If you want a simple and single node solution, you should my be go with MySQL/MariaDB.

EDIT: I guess the connection test route still doesn't show if it's CentOS related, and it seems like the UI is connecting to the DB anyways since users can be added.

Users got created via the Statusengine command line interface which most likely got executed by root and should be therefore not effected by whatever is causing the issue. At least that's my theory. The UI itself on the other hand gets executed through apache and as apache user.

I pulled the UI from github, I think I pulled latest. Which tag is the current stable?

The master branch is also the current stable version.

I tried to reinstall SE-UI on the Cent box with no luck. I tried a different version of SE-UI with no luck as well. Any ideas?

Unfortunately no. It worked on my CentOS7.6 test bench after I disabled SELinux. I used an DigitalOcean machine so I don't know what defaults where configured and installed by them. I also posted all my config files in https://github.com/statusengine/interface/issues/23#issuecomment-502144049 hoping that could help you tracking down the issue.

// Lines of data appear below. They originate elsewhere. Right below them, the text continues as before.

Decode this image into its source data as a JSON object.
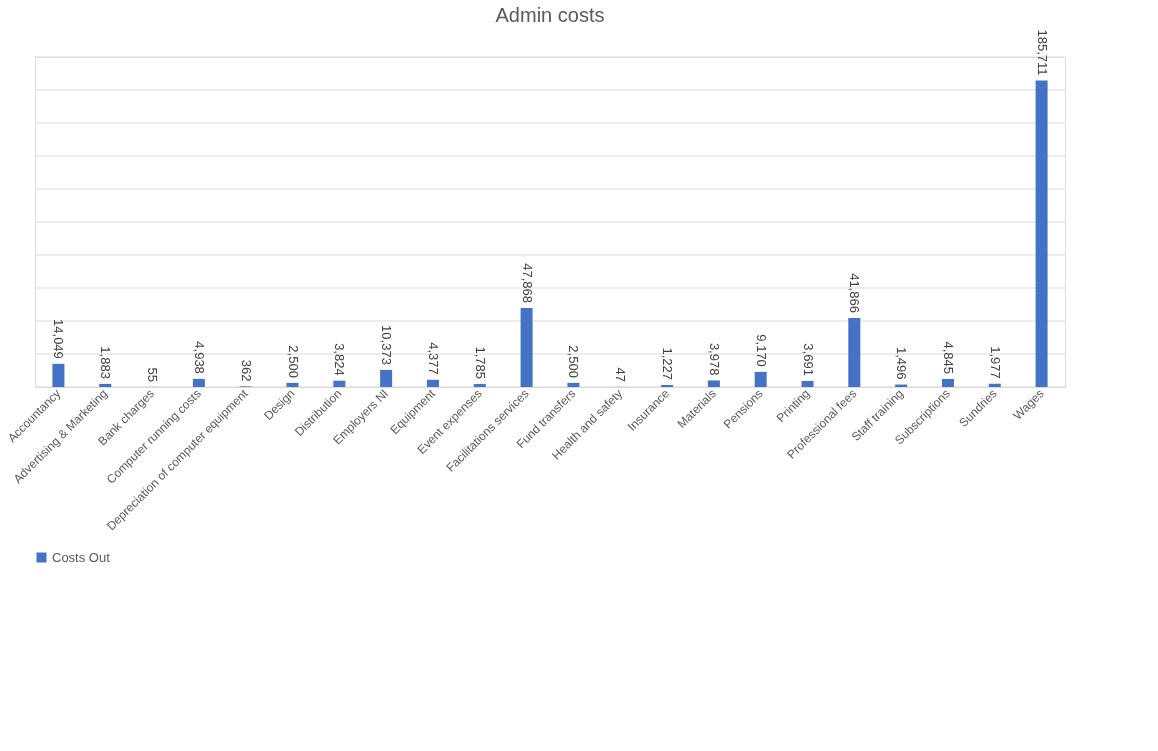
{
  "chart_data": {
    "type": "bar",
    "title": "Admin costs",
    "categories": [
      "Accountancy",
      "Advertising & Marketing",
      "Bank charges",
      "Computer running costs",
      "Depreciation of computer equipment",
      "Design",
      "Distribution",
      "Employers NI",
      "Equipment",
      "Event expenses",
      "Facilitations services",
      "Fund transfers",
      "Health and safety",
      "Insurance",
      "Materials",
      "Pensions",
      "Printing",
      "Professional fees",
      "Staff training",
      "Subscriptions",
      "Sundries",
      "Wages"
    ],
    "series": [
      {
        "name": "Costs Out",
        "color": "#4472c4",
        "values": [
          14049,
          1883,
          55,
          4938,
          362,
          2500,
          3824,
          10373,
          4377,
          1785,
          47868,
          2500,
          47,
          1227,
          3978,
          9170,
          3691,
          41866,
          1496,
          4845,
          1977,
          185711
        ],
        "value_labels": [
          "14,049",
          "1,883",
          "55",
          "4,938",
          "362",
          "2,500",
          "3,824",
          "10,373",
          "4,377",
          "1,785",
          "47,868",
          "2,500",
          "47",
          "1,227",
          "3,978",
          "9,170",
          "3,691",
          "41,866",
          "1,496",
          "4,845",
          "1,977",
          "185,711"
        ]
      }
    ],
    "ylim": [
      0,
      200000
    ],
    "yticks": [
      {
        "value": 0,
        "label": null
      },
      {
        "value": 20000,
        "label": null
      },
      {
        "value": 40000,
        "label": null
      },
      {
        "value": 60000,
        "label": null
      },
      {
        "value": 80000,
        "label": null
      },
      {
        "value": 100000,
        "label": null
      },
      {
        "value": 120000,
        "label": null
      },
      {
        "value": 140000,
        "label": null
      },
      {
        "value": 160000,
        "label": null
      },
      {
        "value": 180000,
        "label": null
      },
      {
        "value": 200000,
        "label": null
      }
    ],
    "tick_labels": "x",
    "grid": "y",
    "legend": "bottom"
  }
}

Have you already tried to use the php built-in web server to serve Statusengine Ui running as root?

steaksauce- commented 5 years ago

Alright, now I feel like I have wasted a lot of time.

I tracked down the problem.

The issue was drum roll

I had php-cli, php-mysql, and php-ldap installed. However, I did not have normal php installed. 🤦‍♂

I discovered this when doing a sanity check of the package versions installed.